With figures from the National Energy Action (NEA) suggesting that an average of 9,700 deaths per year are caused by living in an under-heated home, regular gas safety checks are a necessity. The implementation of technology can reduce gas related risks and ensure that all homes are in-line with current government guidelines. There are a number of ways in which technology can improve levels of LGSR compliance. The simple act of gathering property data offers housing providers and maintenance teams the ability to monitor their properties remotely and at their own convenience, allowing providers to scan for potential issues and schedule appointments accordingly.
The central benefit of digital communication is appointment scheduling. Through digital scheduling, housing providers can grant their residents more flexibility when it comes to booking maintenance visits. Digital channels allow providers to offer up a range of dates and times, increasing the accessibility of a property while also ensuring minimal disruption to the tenant’s day-to-day routines. Certain technologies, such as the kind offered here at Switchee, also give providers the ability to see when messages have been received and read, reducing any uncertainties about whether or not the tenant is aware of upcoming maintenance checks. This has the added benefit of minimising the risk of litigation too, by giving providers evidence of each instance that they have tried to contact residents regarding access to a property.
However, digital channels can also help bring down costs. The NEA suggests that a letter can cost between £2 and £25 and a phone call might cost a few pounds, digital communication channels cost almost nothing. The cost to transmit information digitally is significantly less than the cost to transmit it physically. But this isn’t the only way in which technology can lower costs.

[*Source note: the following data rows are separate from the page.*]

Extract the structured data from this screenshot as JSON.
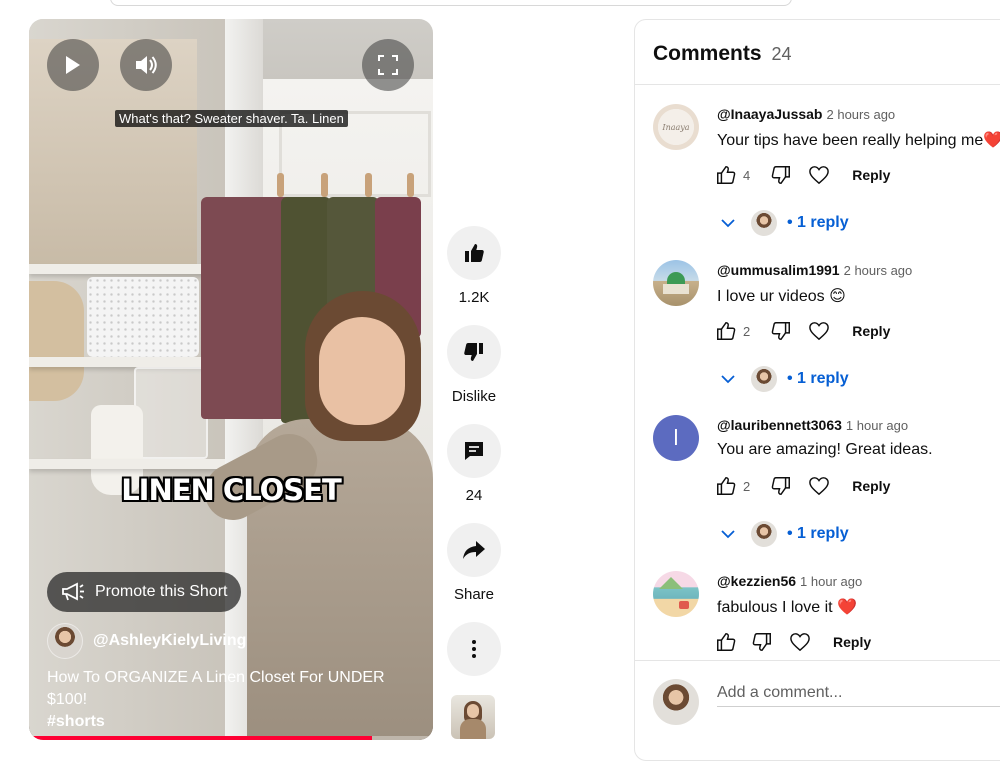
{
  "video": {
    "caption": "What's that? Sweater shaver. Ta. Linen",
    "overlay_title": "LINEN CLOSET",
    "promote_label": "Promote this Short",
    "channel": "@AshleyKielyLiving",
    "title": "How To ORGANIZE A Linen Closet For UNDER $100!",
    "hashtag": "#shorts",
    "progress": 0.85
  },
  "actions": {
    "like_count": "1.2K",
    "dislike_label": "Dislike",
    "comment_count": "24",
    "share_label": "Share"
  },
  "comments": {
    "title": "Comments",
    "count": "24",
    "items": [
      {
        "author": "@InaayaJussab",
        "time": "2 hours ago",
        "text": "Your tips have been really helping me",
        "emoji": "❤️",
        "likes": "4",
        "avatar_text": "Inaaya",
        "replies": "1 reply"
      },
      {
        "author": "@ummusalim1991",
        "time": "2 hours ago",
        "text": "I love ur videos",
        "emoji": "😊",
        "likes": "2",
        "replies": "1 reply"
      },
      {
        "author": "@lauribennett3063",
        "time": "1 hour ago",
        "text": "You are amazing! Great ideas.",
        "likes": "2",
        "avatar_letter": "l",
        "replies": "1 reply"
      },
      {
        "author": "@kezzien56",
        "time": "1 hour ago",
        "text": "fabulous I love it",
        "emoji": "❤️",
        "likes": ""
      }
    ],
    "reply_label": "Reply",
    "add_placeholder": "Add a comment..."
  },
  "colors": {
    "accent_blue": "#065fd4",
    "progress_red": "#ff0033",
    "avatar_purple": "#5c6bc0"
  }
}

When creating a contract between maintenance teams and housing providers, one thing that is often built in to the overall price is a provision for lack-of-access callouts. This is so that maintenance teams don’t lose out if they are unable to access a property. However, over time, if access rates are shown to improve dramatically (something that is already being noted by many providers) then the need for these clauses will lessen and may eventually disappear altogether. This is due to the more reliable nature of digital communication – from read receipts to quicker resident response rates, digital avenues have served to strengthen lines of communication throughout the Covid-19 pandemic and, if given the chance, will continue to do so for years to come.
Technology has also been shown to ease the strain on maintenance teams during peak seasons. For example, some systems allow maintenance teams to test boilers remotely and at their convenience. This allows them to identify any potential concerns and install a solution with minimal disruption, lowering overall costs and alleviating the pressure from maintenance teams. In testing boilers during summer, when the weather is altogether warmer, issues can be dealt with before the cold returns, meaning that repairs can be carried out in-hours with little risk to the tenants’ health and wellbeing. This leads to an drop in emergency call outs when the cold weather arrives after a stretch of summer sun, and allows for repairs without upsetting the tenants’ day-to-day routine.
Throughout the current pandemic, one thing has been made clear: technology, when properly implemented, facilitates communication. In relying on digital avenues, housing providers can monitor their stock remotely and ensure that any potential issues are dealt with proactively, thereby aiding in their pursuit of compliance. From automated messaging systems to remote boiler tests, digital avenues offer up a wide range of benefits to housing providers and residents alike. These resources can help reduce the risk of wasted house calls, boost resident engagement levels, and increase overall levels of property compliance.